Tangerang – Mataelang24.com – Seorang pewarta media Aktualnews.co.id menyoroti langkah perangkat Desa Mauk Barat yang dinilai melakukan klarifikasi sepihak terkait pemberitaan mengenai warga bernama Kusnadi yang diduga tidak mendapatkan bantuan sosial seperti PKH dan BPNT. Klarifikasi tersebut, Menurut pewarta Suherman yang akrab disapa Kang Roy, dilakukan tanpa menghadirkan pihak media yang mempublikasikan berita maupun pihak yang diberitakan.

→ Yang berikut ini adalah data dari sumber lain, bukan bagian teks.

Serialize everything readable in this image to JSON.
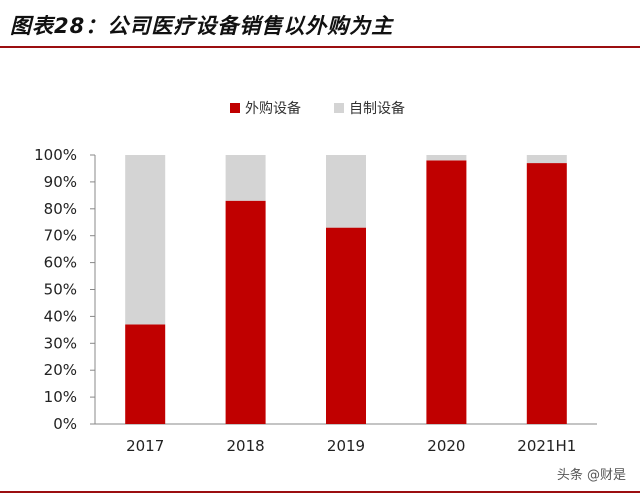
{
  "title": "图表28：公司医疗设备销售以外购为主",
  "watermark": "头条 @财是",
  "colors": {
    "outsourced": "#c00000",
    "self_made": "#d4d4d4",
    "accent": "#9b0e10"
  },
  "chart_data": {
    "type": "bar",
    "stacked": true,
    "categories": [
      "2017",
      "2018",
      "2019",
      "2020",
      "2021H1"
    ],
    "series": [
      {
        "name": "外购设备",
        "values": [
          37,
          83,
          73,
          98,
          97
        ]
      },
      {
        "name": "自制设备",
        "values": [
          63,
          17,
          27,
          2,
          3
        ]
      }
    ],
    "y_ticks": [
      "0%",
      "10%",
      "20%",
      "30%",
      "40%",
      "50%",
      "60%",
      "70%",
      "80%",
      "90%",
      "100%"
    ],
    "ylim": [
      0,
      100
    ],
    "legend": "top-center",
    "grid": false
  }
}
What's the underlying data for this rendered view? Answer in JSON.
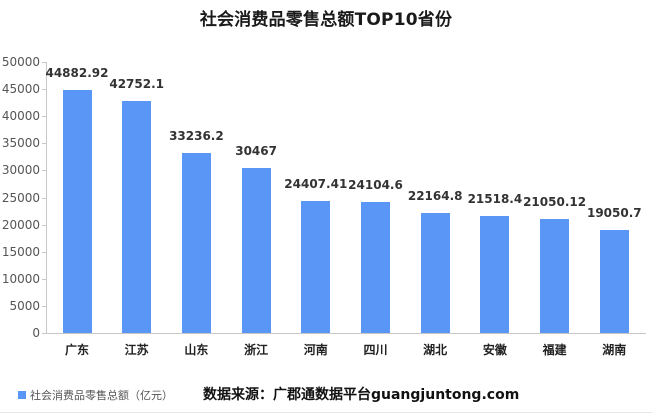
{
  "chart_data": {
    "type": "bar",
    "title": "社会消费品零售总额TOP10省份",
    "categories": [
      "广东",
      "江苏",
      "山东",
      "浙江",
      "河南",
      "四川",
      "湖北",
      "安徽",
      "福建",
      "湖南"
    ],
    "series": [
      {
        "name": "社会消费品零售总额（亿元）",
        "color": "#5a96f5",
        "values": [
          44882.92,
          42752.1,
          33236.2,
          30467,
          24407.41,
          24104.6,
          22164.8,
          21518.4,
          21050.12,
          19050.7
        ],
        "labels": [
          "44882.92",
          "42752.1",
          "33236.2",
          "30467",
          "24407.41",
          "24104.6",
          "22164.8",
          "21518.4",
          "21050.12",
          "19050.7"
        ]
      }
    ],
    "xlabel": "",
    "ylabel": "",
    "ylim": [
      0,
      50000
    ],
    "yticks": [
      "0",
      "5000",
      "10000",
      "15000",
      "20000",
      "25000",
      "30000",
      "35000",
      "40000",
      "45000",
      "50000"
    ],
    "grid": false,
    "legend_position": "bottom-left",
    "annotation": "数据来源：广郡通数据平台guangjuntong.com"
  },
  "legend": {
    "label": "社会消费品零售总额（亿元）"
  },
  "source": {
    "text": "数据来源：广郡通数据平台guangjuntong.com"
  }
}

Kang Roy menjelaskan, sebelum mempublikasikan berita, dirinya telah menjalankan kode etik jurnalis untuk konfirmasi kepada pihak terkait. melalui proses panjang, mulai dari menghubungi Kepala Desa Mauk Barat melalui pesan dan telepon, hingga mendatangi kantor desa berulang kali. Namun, upaya itu tidak membuahkan solusi. Bahkan, saat ditemui Sekretaris Desa di kediamannya, permasalahan juga belum terselesaikan.

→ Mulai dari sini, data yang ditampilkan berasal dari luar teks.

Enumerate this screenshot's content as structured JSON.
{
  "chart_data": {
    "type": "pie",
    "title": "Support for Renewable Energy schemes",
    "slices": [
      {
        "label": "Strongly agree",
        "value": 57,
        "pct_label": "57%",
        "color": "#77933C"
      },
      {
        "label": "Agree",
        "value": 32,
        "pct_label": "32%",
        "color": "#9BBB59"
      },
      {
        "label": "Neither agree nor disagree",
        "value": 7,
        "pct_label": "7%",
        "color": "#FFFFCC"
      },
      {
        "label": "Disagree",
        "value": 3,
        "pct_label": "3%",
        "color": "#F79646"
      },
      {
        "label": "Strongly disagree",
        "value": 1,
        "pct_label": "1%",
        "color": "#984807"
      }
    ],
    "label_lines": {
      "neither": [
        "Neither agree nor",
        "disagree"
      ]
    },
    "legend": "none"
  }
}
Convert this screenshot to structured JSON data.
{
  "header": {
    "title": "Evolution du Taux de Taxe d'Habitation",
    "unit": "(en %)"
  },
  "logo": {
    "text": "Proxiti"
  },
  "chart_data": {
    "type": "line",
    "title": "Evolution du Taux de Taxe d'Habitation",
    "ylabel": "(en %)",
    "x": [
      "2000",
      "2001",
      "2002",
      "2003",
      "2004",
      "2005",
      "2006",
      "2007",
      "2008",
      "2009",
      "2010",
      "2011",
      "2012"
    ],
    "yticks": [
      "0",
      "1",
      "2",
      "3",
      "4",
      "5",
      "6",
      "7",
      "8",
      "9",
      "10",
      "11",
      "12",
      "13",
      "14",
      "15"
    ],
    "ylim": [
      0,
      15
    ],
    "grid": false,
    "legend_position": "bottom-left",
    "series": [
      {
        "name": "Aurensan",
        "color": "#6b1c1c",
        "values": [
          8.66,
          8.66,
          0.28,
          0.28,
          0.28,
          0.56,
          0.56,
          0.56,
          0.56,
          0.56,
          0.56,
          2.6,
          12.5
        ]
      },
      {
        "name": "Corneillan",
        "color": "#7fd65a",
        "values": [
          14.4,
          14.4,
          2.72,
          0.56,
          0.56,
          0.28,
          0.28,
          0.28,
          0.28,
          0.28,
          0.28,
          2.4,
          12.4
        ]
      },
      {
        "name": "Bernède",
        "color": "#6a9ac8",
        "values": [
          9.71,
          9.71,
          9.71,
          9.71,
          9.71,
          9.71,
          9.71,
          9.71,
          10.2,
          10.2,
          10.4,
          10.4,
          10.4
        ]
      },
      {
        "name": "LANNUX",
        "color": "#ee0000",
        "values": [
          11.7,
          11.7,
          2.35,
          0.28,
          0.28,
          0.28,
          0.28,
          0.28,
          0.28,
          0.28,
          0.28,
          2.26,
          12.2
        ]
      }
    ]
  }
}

“Yang saya bahas itu bantuan PKH dan BPNT, bukan bantuan lain yang dimaksud oleh perangkat desa. Bantuan PKH dan BPNT itu, secara teknis proses pendaftarannya melalui operator desa,” ujar pewarta Roy.
Menurutnya, Kusnadi mengeluhkan bahwa putrinya yang berusia 12 tahun memiliki tunggakan di sekolah sehingga malu untuk mengambil ijazah. Setelah pewarta mengunjungi pihak sekolah dan kepala yayasan, tunggakan tersebut akhirnya dibebaskan sepenuhnya. Pihak sekolah bahkan mendatangi kediaman Kusnadi untuk memverifikasi kondisi yang sebenarnya.
Selain itu, Kang Roy juga menyoroti BPJS Kesehatan Kusnadi yang nonaktif dan telah dibantu pengaktifannya tanpa melibatkan pemerintah desa karena kesulitan berkoordinasi.
Menanggapi video klarifikasi yang beredar, pewarta Roy menilai bahwa cara yang ditempuh perangkat desa tidak tepat.
“Kalau tidak menerima atau keberatan atas pemberitaan, kami terbuka memberikan hak jawab sebagaimana diatur dalam Pasal 5 ayat (2) UU Nomor 40 Tahun 1999 tentang Pers. Tapi bukan seperti ini caranya,” tegasnya.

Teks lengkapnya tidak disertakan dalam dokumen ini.